When a president attacks the free press (“enemy of the people”), how many Americans understand the vital role – acknowledged in the First Amendment — that the American system recognizes that the press must play if tyranny is to be prevented? A powerful message that uses such attacks to explain the vision of an informed public in a free marketplace of ideas, as a safeguard of our protection against unchecked power, could transform the danger from such an assault into a stronger public commitment to protect and defend that essential part of the U.S. Constitution.
When a president seeks to coerce the FBI into being loyal to him and not to our being “a nation of laws, not of men,” there is likewise the opportunity to educate the American people on the value of the ways our forebears have created political institutions and culture to safeguard our ability to hold power accountable.
And so on, with all the other components of our system of checks and balances, and norms in our political culture, on which Donald Trump so frequently tramples.
The emphasis here is not so much on the critique of Trump as on a picture of our ideals that educates and inspires people to protect them.
2) I was born in the immediate aftermath of World War II. This was an era in which people had been compelled to look with horror, over the course of years, on some of the ugliest conduct the civilized world had seen – ever, or at least for centuries. The brutality of the Nazis was an especially terrible burden on the consciousness of the era.
Yet an important component of the impact of that experience was the transmutation of that terrible example into a re-dedication of the American and British peoples to all that they were fighting to protect. In FDR’s and Churchill’s speeches, the contrasts were laid out starkly to reaffirm what it is that we – the not-the-Nazis – stood for.**
In the movies made during the war, and for a generation afterward, a consistent motif was the contrast between the decency of our side and the cruel practices of the enemys.

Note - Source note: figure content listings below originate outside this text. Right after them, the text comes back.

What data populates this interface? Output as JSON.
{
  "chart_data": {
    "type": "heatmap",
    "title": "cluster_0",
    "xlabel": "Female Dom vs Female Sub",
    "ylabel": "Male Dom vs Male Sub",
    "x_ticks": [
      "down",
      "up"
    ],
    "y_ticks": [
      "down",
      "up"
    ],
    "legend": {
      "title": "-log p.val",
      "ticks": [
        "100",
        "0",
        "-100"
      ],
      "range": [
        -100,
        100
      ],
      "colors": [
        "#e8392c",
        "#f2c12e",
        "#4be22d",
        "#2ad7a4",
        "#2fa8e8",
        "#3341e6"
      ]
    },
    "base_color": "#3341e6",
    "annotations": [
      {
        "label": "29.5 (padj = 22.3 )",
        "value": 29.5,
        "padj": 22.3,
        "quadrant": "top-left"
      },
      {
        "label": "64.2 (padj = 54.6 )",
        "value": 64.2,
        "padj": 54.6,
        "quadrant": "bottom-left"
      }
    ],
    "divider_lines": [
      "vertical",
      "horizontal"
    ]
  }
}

Frequently, the message was along the lines of: “The Gestapo tortures, but we Americans do not.” The contrast, I would wager, served to actually make our society more decent.
So there would seem to be a precedent for utilizing the ugliness of an opponent as an occasion to fortify our commitment to the values that ugly opponent is attacking.
That is the course I believe that we who oppose Trump should now take:
Elevate the most eloquent of available prominent voices to elevate our best values and to fortify them by educating and inspiring the American people on the importance of our ideals and norms to protecting the liberty and decency of the American nation.
* An example of this transformative power of the spirit is the effect of Winston Churchill’s rhetoric on a frightened nation at a very dark hour. After one of his speeches, an English civilian wrote: “I remember being very frightened indeed when France collapsed because I thought it was going to be us next. Really frightened. Until I heard the speech that Churchill made on the radio about fighting on the beaches. I suddenly wasn’t frightened anymore. It was quite amazing.”
(Lincoln’s speech at Gettysburg also, reportedly, had a profound effect on the spirit of the Union.)
** Churchill on what the war was about” “We are fighting to save the whole world from the pestilence of…tyranny and in defence of all that is most sacred to man…It is a war, viewed in its inherent quality, to establish, on impregnable rocks, the rights of the individual, and it is a war to establish and revive the stature of man.”